CERVEJEIROS ILUMINATI: Empresário de MT está envolvido em escândalo nacional de racismo e ódio; veja prints

Tudo começou com ataques a uma nova empresa, a cervejaria gaúcha Implicantes, que é fundada e gerenciada por negros

Conversas do grupo de whatsapp vazaram e mostram ataques contra negros e mulheres que atuam no ramo.

O sócio da Kessbier, de Nova Mutum (264 km da Capital), Guilherme Jorge Giorgi, está entre os nomes envolvidos em escândalo nacional após comentários racistas e misóginos serem feitos contra concorrentes negros e do sexo feminino, no grupo de WhatsApp “Cervejeiros Iluminati”. Cerca de 200 pessoas fazem parte do grupo, entre empresários, advogados, mestres cervejeiros e ativos no meio.
Tudo começou com ataques a uma nova empresa, a cervejaria gaúcha Implicantes, que é fundada e gerenciada por negros. O empresário de Mato Grosso criticou a postura do governo federal em conceder financiamento para a Implicantes.
“O Mapa [Ministério da Agricultura] autoriza uma cervejaria negra? Não tem que ser branca, facilmente lavável, inox, etc?”, escreveu Guilherme.
RepórterMT
Empresários foram atacados por serem negros.
As mensagens trocadas fazem piada de que o “amigo negro, da cervejaria negra  só faz stout", um tipo de cerveja escura, feita com malte torrado.
A sommelier de cerveja Sara Araújo também foi atacada em conversa, definida como feminista de forma negativa.
“Mandei essa mina se f* na primeira vez que a vi”, disse um membro.
“Ela [Sara] deve transar com lésbicas negras.

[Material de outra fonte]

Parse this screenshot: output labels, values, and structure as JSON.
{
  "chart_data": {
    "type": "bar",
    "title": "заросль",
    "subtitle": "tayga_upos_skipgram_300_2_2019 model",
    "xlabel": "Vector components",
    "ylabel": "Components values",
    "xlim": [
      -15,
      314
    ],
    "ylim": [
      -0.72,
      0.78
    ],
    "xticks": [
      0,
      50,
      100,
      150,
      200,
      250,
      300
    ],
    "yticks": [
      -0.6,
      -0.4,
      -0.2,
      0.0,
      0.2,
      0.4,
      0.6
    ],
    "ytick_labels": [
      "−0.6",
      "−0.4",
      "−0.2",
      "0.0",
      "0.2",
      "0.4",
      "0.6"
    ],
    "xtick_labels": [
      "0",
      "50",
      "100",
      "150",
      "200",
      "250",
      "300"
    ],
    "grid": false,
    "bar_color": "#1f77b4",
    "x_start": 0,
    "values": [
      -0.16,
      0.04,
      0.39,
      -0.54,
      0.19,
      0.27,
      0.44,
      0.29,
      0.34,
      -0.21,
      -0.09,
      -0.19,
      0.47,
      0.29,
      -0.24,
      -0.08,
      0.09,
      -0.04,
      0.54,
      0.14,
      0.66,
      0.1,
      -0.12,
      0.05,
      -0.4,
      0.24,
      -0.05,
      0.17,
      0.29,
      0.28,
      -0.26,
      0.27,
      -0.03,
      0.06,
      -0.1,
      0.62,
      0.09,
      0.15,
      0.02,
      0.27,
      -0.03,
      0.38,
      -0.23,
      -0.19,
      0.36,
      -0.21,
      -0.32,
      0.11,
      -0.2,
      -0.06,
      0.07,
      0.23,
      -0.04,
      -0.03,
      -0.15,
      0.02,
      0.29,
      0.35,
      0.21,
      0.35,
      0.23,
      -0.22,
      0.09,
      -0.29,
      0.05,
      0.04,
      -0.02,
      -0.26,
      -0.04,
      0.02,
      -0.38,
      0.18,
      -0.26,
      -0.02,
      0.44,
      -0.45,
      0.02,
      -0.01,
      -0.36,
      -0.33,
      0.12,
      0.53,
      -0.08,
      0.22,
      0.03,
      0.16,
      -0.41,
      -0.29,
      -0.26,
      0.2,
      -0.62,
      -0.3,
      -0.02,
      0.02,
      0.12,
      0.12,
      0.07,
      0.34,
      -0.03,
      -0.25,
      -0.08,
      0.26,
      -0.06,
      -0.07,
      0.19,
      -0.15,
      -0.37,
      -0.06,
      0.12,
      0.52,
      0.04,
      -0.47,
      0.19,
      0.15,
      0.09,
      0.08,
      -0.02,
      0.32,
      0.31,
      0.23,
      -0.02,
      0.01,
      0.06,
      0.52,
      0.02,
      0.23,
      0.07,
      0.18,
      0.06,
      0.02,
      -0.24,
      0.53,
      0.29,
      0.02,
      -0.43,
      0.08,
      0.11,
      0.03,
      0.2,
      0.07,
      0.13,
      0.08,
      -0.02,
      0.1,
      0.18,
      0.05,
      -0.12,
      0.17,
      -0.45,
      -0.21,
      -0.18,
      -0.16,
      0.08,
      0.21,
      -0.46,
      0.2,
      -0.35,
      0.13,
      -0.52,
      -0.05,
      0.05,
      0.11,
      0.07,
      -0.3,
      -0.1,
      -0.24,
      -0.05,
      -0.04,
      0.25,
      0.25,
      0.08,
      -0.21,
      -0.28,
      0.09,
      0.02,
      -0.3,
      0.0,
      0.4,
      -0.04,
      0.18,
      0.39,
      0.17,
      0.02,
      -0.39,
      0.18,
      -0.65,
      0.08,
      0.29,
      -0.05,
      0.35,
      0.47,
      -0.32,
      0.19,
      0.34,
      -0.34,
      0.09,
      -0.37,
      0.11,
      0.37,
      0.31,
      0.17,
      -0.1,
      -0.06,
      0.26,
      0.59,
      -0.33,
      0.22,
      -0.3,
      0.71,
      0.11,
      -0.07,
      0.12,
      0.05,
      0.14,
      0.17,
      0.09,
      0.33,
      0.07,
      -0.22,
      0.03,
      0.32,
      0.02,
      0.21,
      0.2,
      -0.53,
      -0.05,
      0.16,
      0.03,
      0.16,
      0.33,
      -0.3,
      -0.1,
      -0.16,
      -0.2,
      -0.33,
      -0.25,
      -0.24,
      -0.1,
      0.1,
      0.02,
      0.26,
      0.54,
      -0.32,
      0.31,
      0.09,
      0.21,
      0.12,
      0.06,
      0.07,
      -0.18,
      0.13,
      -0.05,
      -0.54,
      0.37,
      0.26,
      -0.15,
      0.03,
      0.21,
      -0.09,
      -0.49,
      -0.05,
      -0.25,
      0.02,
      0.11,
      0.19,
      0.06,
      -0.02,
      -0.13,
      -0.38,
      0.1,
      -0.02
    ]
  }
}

Se f*”, escreveu outro homem.
No entanto, os ataques não ficaram apenas contra Sara e partiram para mulheres que atuam no ramo. Os homens se referem às profissionais do meio como "bando de arruaceiras de suvaco cabeludo”.
“Eu acho que as cervejarias feministas deveriam primeiro aprender a falar lager corretamente, antes de fazer patrulha sexista”, cutucou um participante.
Membros do grupo ainda fizeram acusações de apropriação cultural europeia, citando que os europeus e brancos são os responsáveis pela produção da cerveja desde sempre.
Depois de partes da conversa de WhatsApp vazarem, um professor questionou se os membros queriam ser presos.
“Tá todo mundo aqui no grupo pronto para ir em cana? Ninguém solta a mão de ninguém”, disparou.
Segundo a Escola Superior de Cerveja e Malte (ESCM), o profissional foi afastado enquanto o caso é analisado.
A Abracerva (Associação Brasileira da Cerveja Artesanal) repudiou o episódio e os responsáveis devem sofrer sanções do código de ética do sindicato.
Vale ressaltar que racismo é considerado crime de ódio, passível de prisão, de acordo com a lei federal n° 7.716.





Outro lado
Procurado, o empresário Guilherme Jorge informou que estava na estrada e que dentro de algumas horas se posicionaria sobre o caso. A reportagem ainda não obteve resposta e o espaço está aberto para manifestação. No entanto, em entrevista para Folha de São Paulo, Guilherme pontuou que foi imaturo e em um momento infeliz. “Foi uma expressão imatura de minha parte, em um momento muito, muito infeliz. No entanto, a frase dita estava dentro de um contexto de discussão maior e não considero que tenha sido racista”, disse Giorgi à reportagem.